Cada vez com maior frequência, são os algoritmos que nos indicam que conteúdos consumir, que rota seguir, que produto comprar ou que decisões são as mais convenientes. A sua presença estende-se também a âmbitos particularmente sensíveis, participando na concessão de créditos, na seleção de pessoal ou na avaliação dos riscos de uma atividade.

A sua legitimidade descansa na promessa, difícil de ignorar, de que é capaz de oferecer respostas mais rápidas, precisas e objetivas do que as produzidas pelos seres humanos. Frente aos nossos erros, preconceitos e limitações cognitivas, os sistemas inteligentes mostram-se como instrumentos capazes de calcular e decidir aparentemente “melhor”. Assim, paulatinamente, o que parecia uma ferramenta de apoio começa a agir como uma instância de orientação permanente da vida pessoal e social.

Seria um erro, contudo, responder a este fenómeno a partir de posições tecnofóbicas, já que a tecnologia nunca foi externa ao ser humano. As ferramentas, as máquinas e os sistemas de informação fazem parte da nossa história e contribuem para nos configurar. A ideia de um ser humano puro, independente da técnica, é imprecisa. Precisamente por isso, o problema não consiste em defender uma suposta essência humana ameaçada pelas máquinas, mas sim que a questão a formular é outra: que tipo de relação estamos a estabelecer com elas?

Porque uma coisa é que ajudem a desenvolver certas capacidades e outra muito diferente que as substituam, assumindo em exclusivo algumas tão valiosas como a criatividade, a interpretação, o juízo, a escrita e a tomada de decisões. Assim, parece óbvio que quanto mais se delega nestes sistemas estas tarefas, mais anulado se fica para realizá-las por si mesmo.
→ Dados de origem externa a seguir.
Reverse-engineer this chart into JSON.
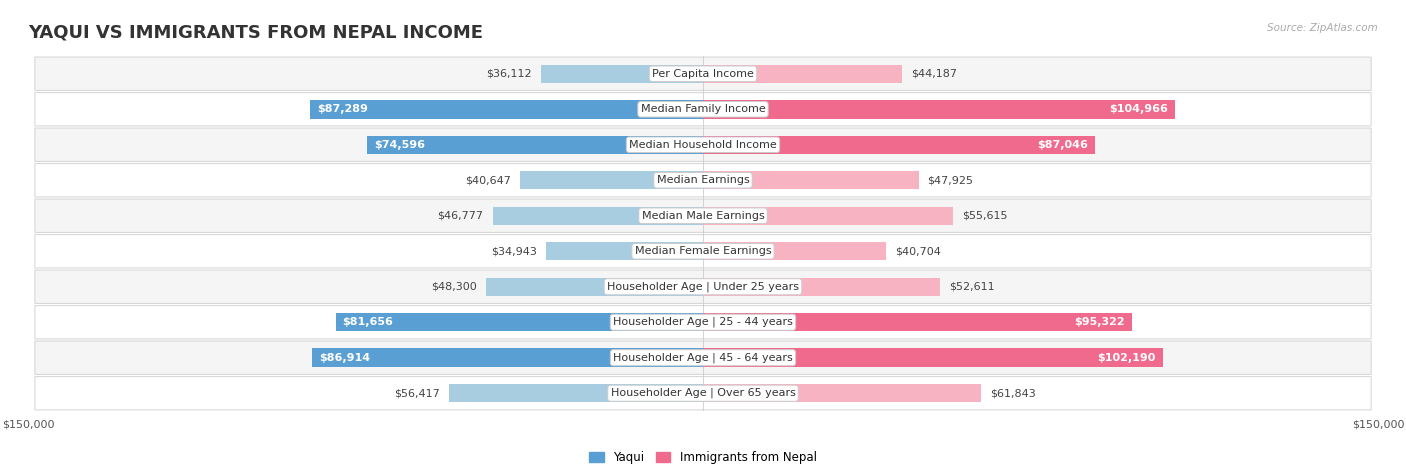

Esta dinâmica adquire uma dimensão especialmente preocupante no âmbito político. A democracia é, por definição, um espaço de deliberação entre perspetivas distintas, interesses contrapostos e visões plurais do mundo. A lógica algorítmica, pelo contrário, substitui a deliberação argumentada de diferentes propostas pela otimização na gestão dos problemas e dos recursos. Não pergunta pelo tipo de sociedade que se quer construir, mas apresenta a solução que resulta mais eficiente em termos quantitativos segundo os dados de que se dispõe.

Por isso, começa a perfilar-se o horizonte de uma possível datacracia, significante que representa a forma de organização social na qual os dados e os algoritmos adquirem uma autoridade crescente para orientar as decisões que, em princípio, pertencem à cidadania e às instituições democráticas. Um poder que se apresenta como mais racional, neutro e eficaz do que a própria política e que, por isso, vai além dos regimes autoritários tradicionais.

Tendo em conta o dito, talvez a pergunta mais relevante não seja se a inteligência artificial pode resolver melhor determinadas tarefas, pois provavelmente já o faz. A questão é se estamos dispostos a converter problemas políticos, éticos e sociais em simples questões de cálculo.

Porque pode ser urgente para uma sociedade a otimização e a eficiência dos recursos, mas, se calhar, ainda o é mais a garantia de que os seus membros participam na construção partilhada do mundo que habitam.